Is this because the yen is worth too much, boosting Japan's GDP per capita at market exchange rates? The yen has indeed been appreciating quite a lot against the dollar since 1980. Or is it because goods are too expensive in Japan, reducing people's purchasing power? Maybe goods are too expensive because Japan is too protectionist, not allowing cheap Chinese goods to flow in. Or maybe its goods are of higher quality, something PPP exchange rates capture rather imperfectly.
So here's what's weird. When the Japanese travel to the US, there are much richer than the Koreans. But back home, they both live as comfortably.

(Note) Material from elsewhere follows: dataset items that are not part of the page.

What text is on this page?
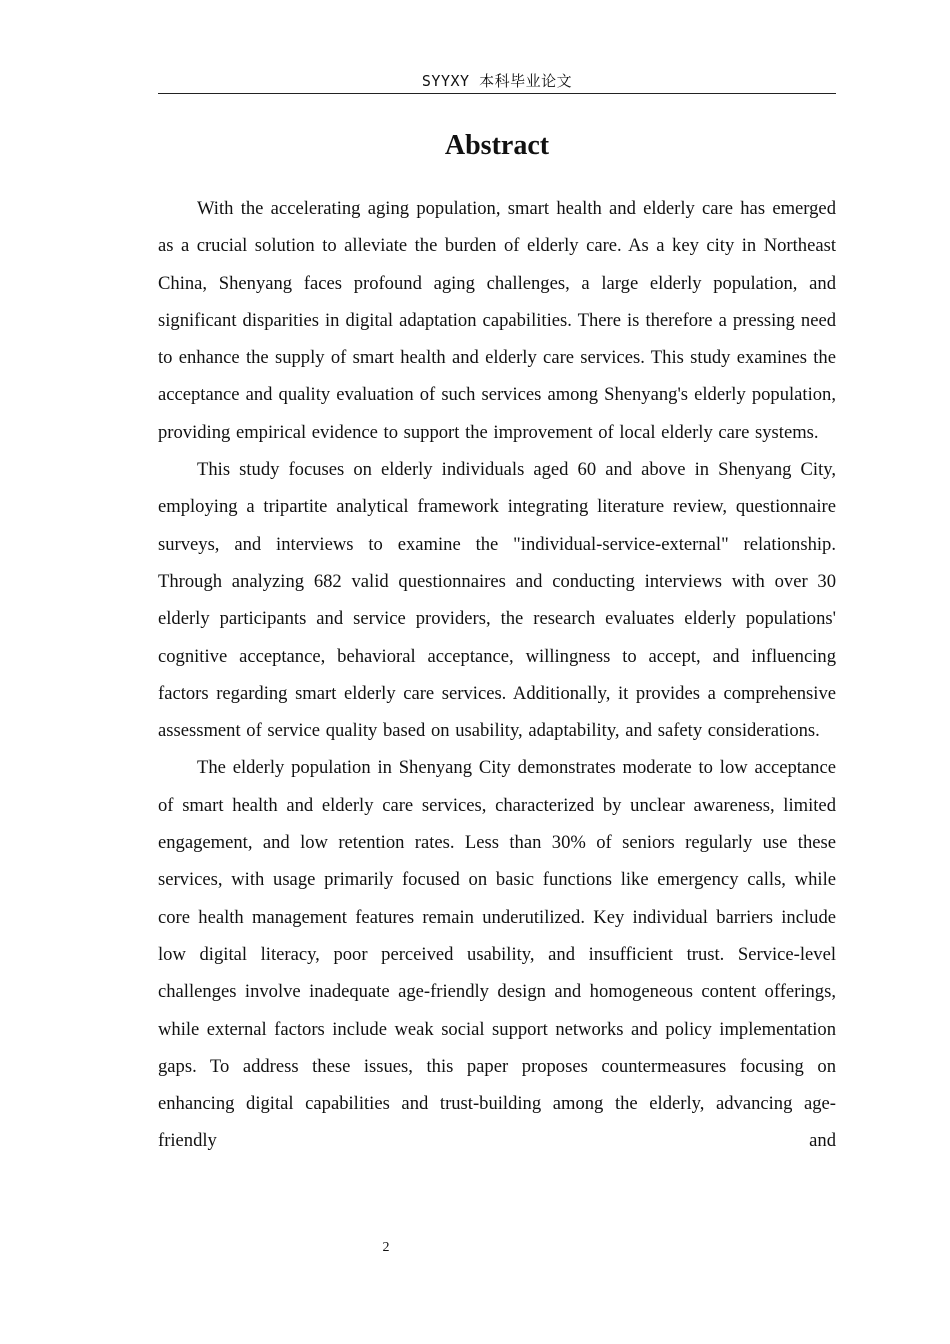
SYYXY 本科毕业论文
Abstract

With the accelerating aging population, smart health and elderly care has emerged as a crucial solution to alleviate the burden of elderly care. As a key city in Northeast China, Shenyang faces profound aging challenges, a large elderly population, and significant disparities in digital adaptation capabilities. There is therefore a pressing need to enhance the supply of smart health and elderly care services. This study examines the acceptance and quality evaluation of such services among Shenyang's elderly population, providing empirical evidence to support the improvement of local elderly care systems.

This study focuses on elderly individuals aged 60 and above in Shenyang City, employing a tripartite analytical framework integrating literature review, questionnaire surveys, and interviews to examine the "individual-service-external" relationship. Through analyzing 682 valid questionnaires and conducting interviews with over 30 elderly participants and service providers, the research evaluates elderly populations' cognitive acceptance, behavioral acceptance, willingness to accept, and influencing factors regarding smart elderly care services. Additionally, it provides a comprehensive assessment of service quality based on usability, adaptability, and safety considerations.

The elderly population in Shenyang City demonstrates moderate to low acceptance of smart health and elderly care services, characterized by unclear awareness, limited engagement, and low retention rates. Less than 30% of seniors regularly use these services, with usage primarily focused on basic functions like emergency calls, while core health management features remain underutilized. Key individual barriers include low digital literacy, poor perceived usability, and insufficient trust. Service-level challenges involve inadequate age-friendly design and homogeneous content offerings, while external factors include weak social support networks and policy implementation gaps. To address these issues, this paper proposes countermeasures focusing on enhancing digital capabilities and trust-building among the elderly, advancing age-friendly and

2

Do they really?
1 comment:
Interesting when you compare the two graphs that for South Korea, there is a kink around the time of the Asian Financial Crisis (96/97) in the second graph, yet not in the first.
Maybe it just reflects the crash of the won vs the $US at this time.
We also tend to assume that GDP measures ($US or PPP) are perfect yardsticks for measuring living standards.
In fact, we know there is a vast literature that refutes this. I'd be interested to see comparisons of other measures for Japan and South Korea. Perhaps we should think about living comfortably as incorporating other aspects of life than how much stuff we can buy.